Sculpt, Detail, & Paint: (5/10)
These sculpts seem intentionally off as part of the nostalgia trip. You can imagine the guys at Super7 deciding that they wanted to do this toy but they only wanted to do it with exactly the tools and resources that would have been allotted to such a project in 1982. Though the sculpts aren’t very accurate portrayals of the line art, the paint work is decent for funky little vinyl figures. It’s nice that they didn’t resort to a bunch of hastily applied stickers. I found the head sculpt of the VF-1A to be particularly heinous and the proportions of the SDF-1 to be shake-your-head worthy.

Design: (2/10)
Pieces rotate and stay connected… so that’s cool! There’s nothing to be frustrated with in handling these but they don’t transform and they’re not meant to be interesting, their just bobbles for the desk. One interesting gimmick I was surprised to see is that the VF-1 toys can attach their guns to their forearms.

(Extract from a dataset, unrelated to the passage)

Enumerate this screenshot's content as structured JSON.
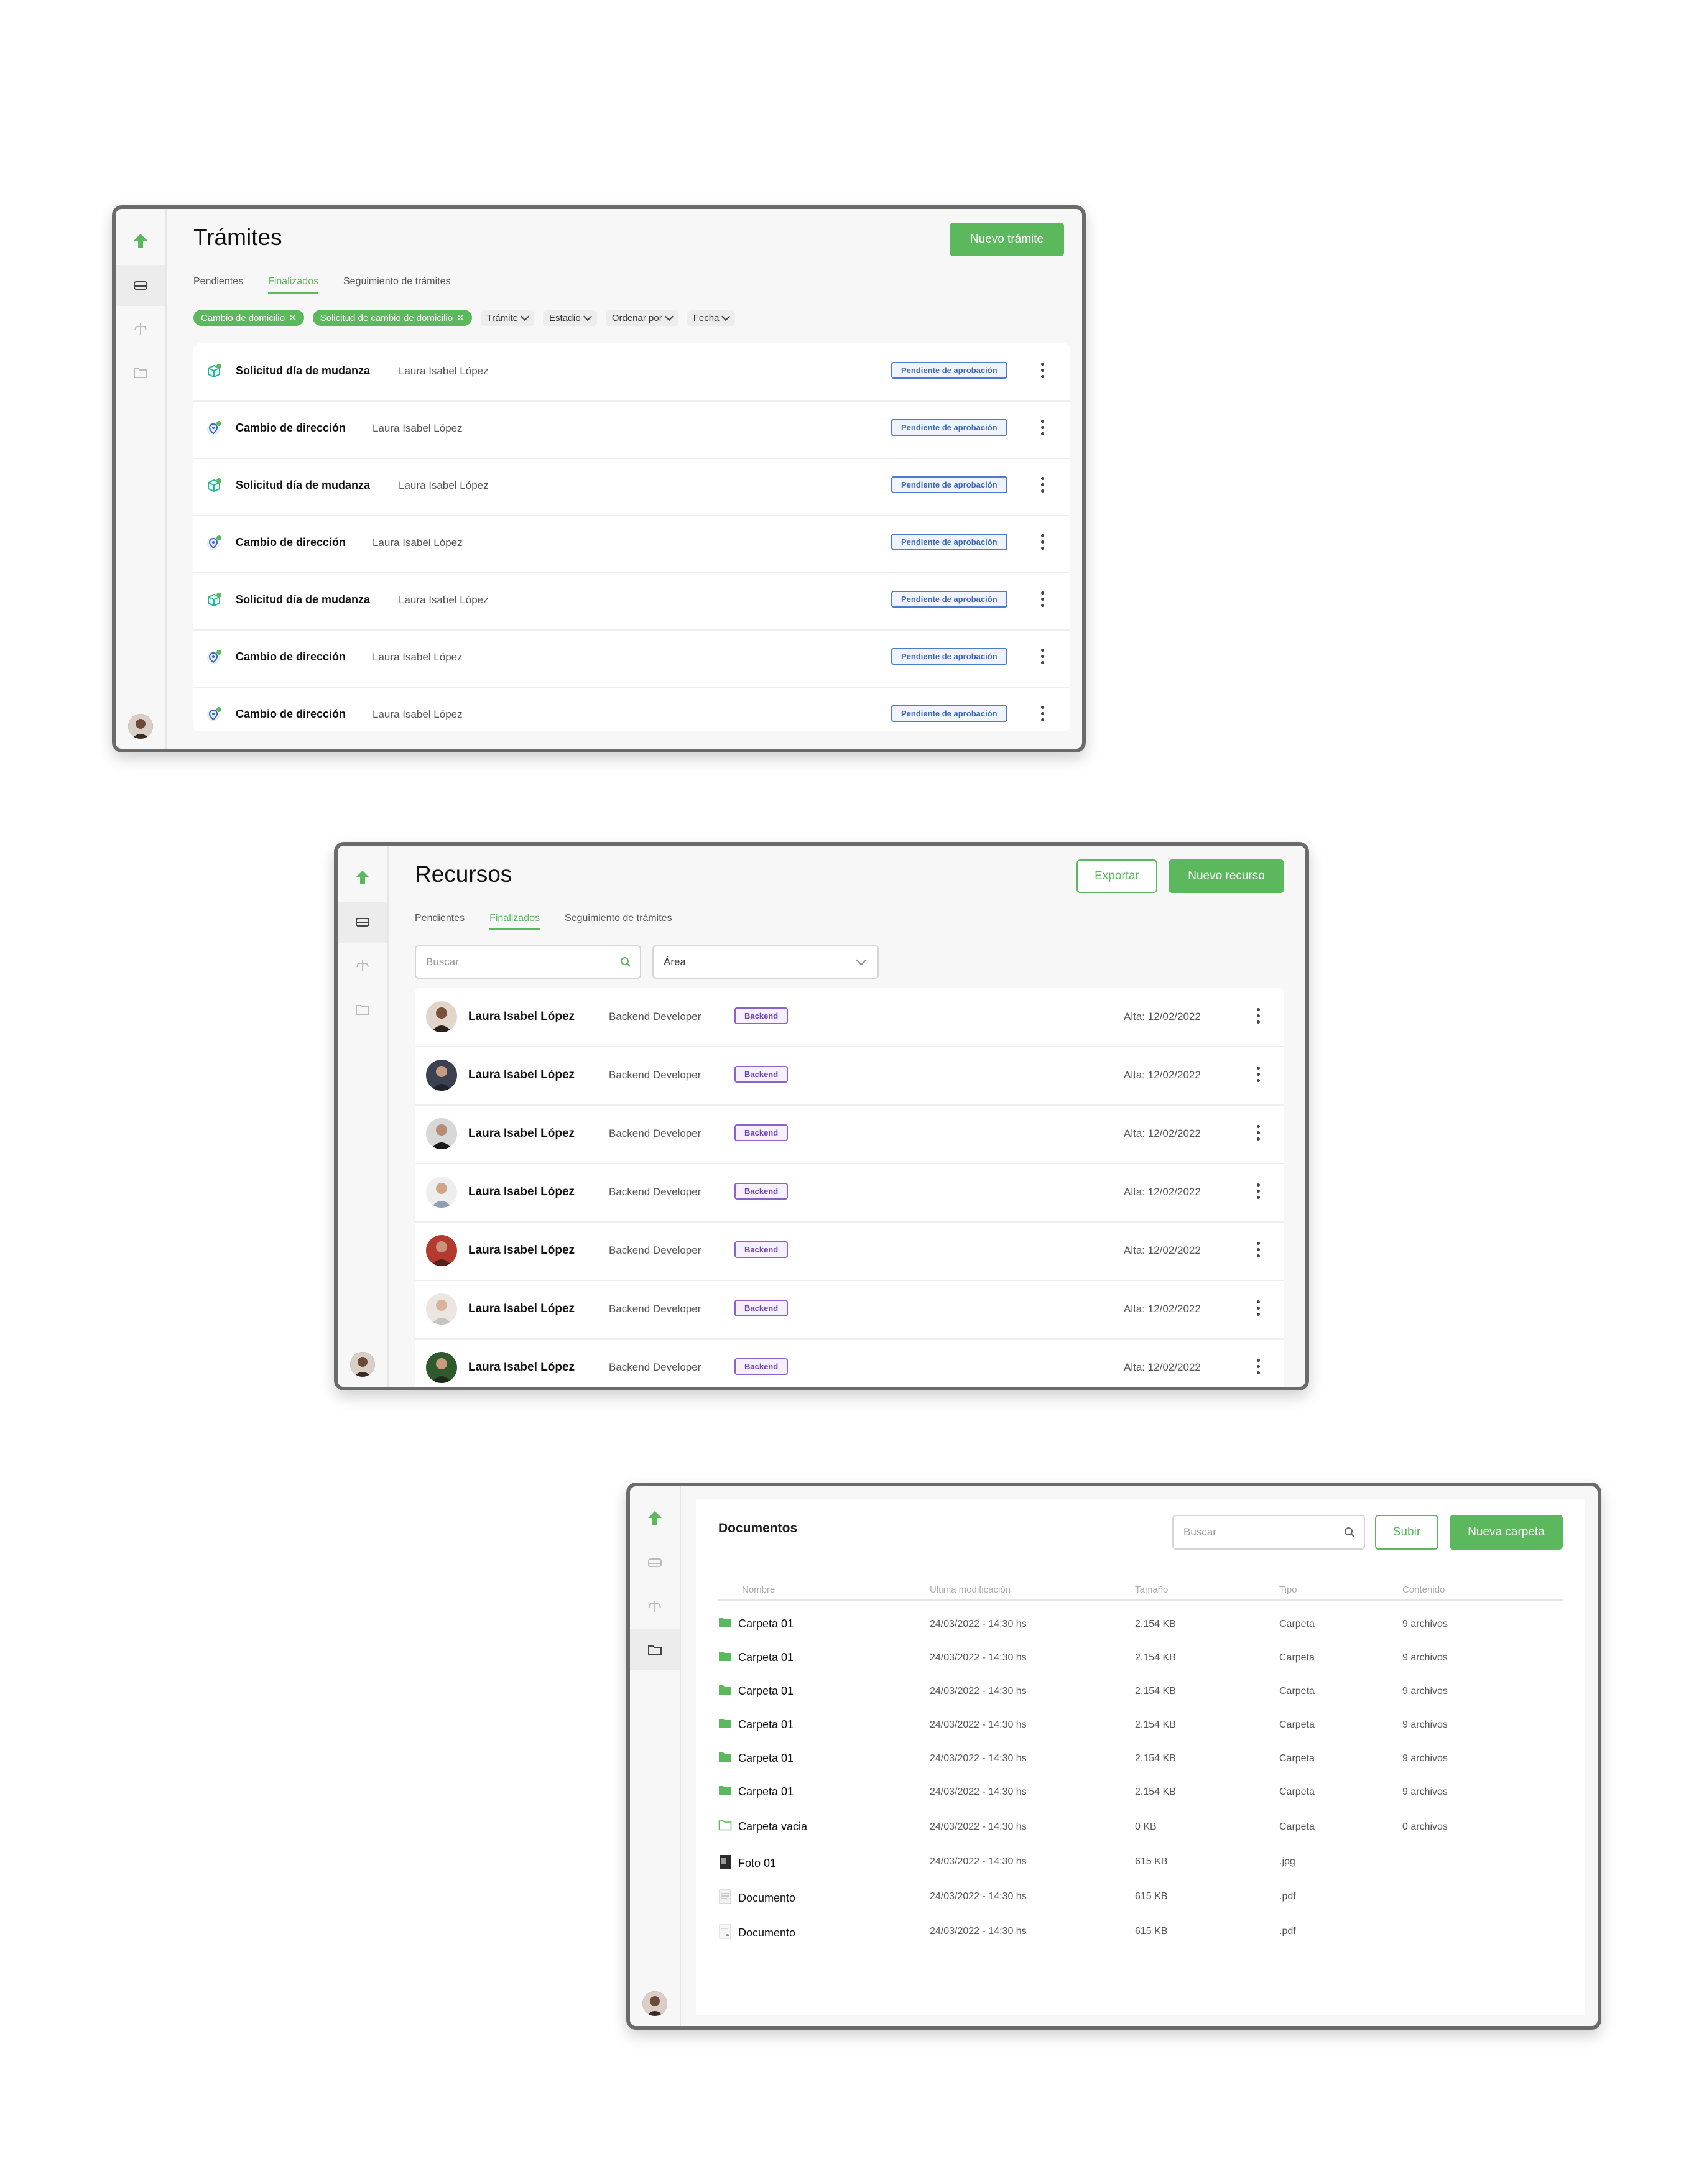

Durability & Build: (8.5/10)
If these were one piece of plastic with immaculate paint it’d probably get a 10. To their credit, these toys don’t feel soft like vinyl toys, or tacky like some PVC toys. The only item that ever gave me pause for concern for breakage were the tiny grips on the gun that the VF-1 toys hold and the whisker guns on the top and bottom of the battlepod. The VF-1 guns are curiously small so you don’t want to go handing these off to a two year old (Super7 would tell you not to even hand these off to a 13 year old). I knocked a half point off the score here since some of my paint apps were a little sloppy…. And my Roy version is missing the paint app on the hip entirely.

Articulation: (2.5/10)
On the VF-1 toy, the head rotates, the shoulders rotate, and the hips rotate. The SDF-1 has pivoting shoulders, rail guns on the shoulders, and hips. The Battlepod was the biggest let down featuring rotation points at the hips and ball joints at the main guns but nothing else.

Total Score: (21/50)
I feel like these are trapped between a realistic look and a chibi look and had they gone for either of those I would have found these more appealing. Yes, these probably do mimic some 80s merchandise, perhaps of the original Macross or some other show, maybe only in Japan, but clearly I’m not sentimental for whatever that was. If you want a VF-1 toy, why not just get a Revoltech or a Toynami 1/100? Sure, they cost twice as much but they’re both 4x the toy these things are.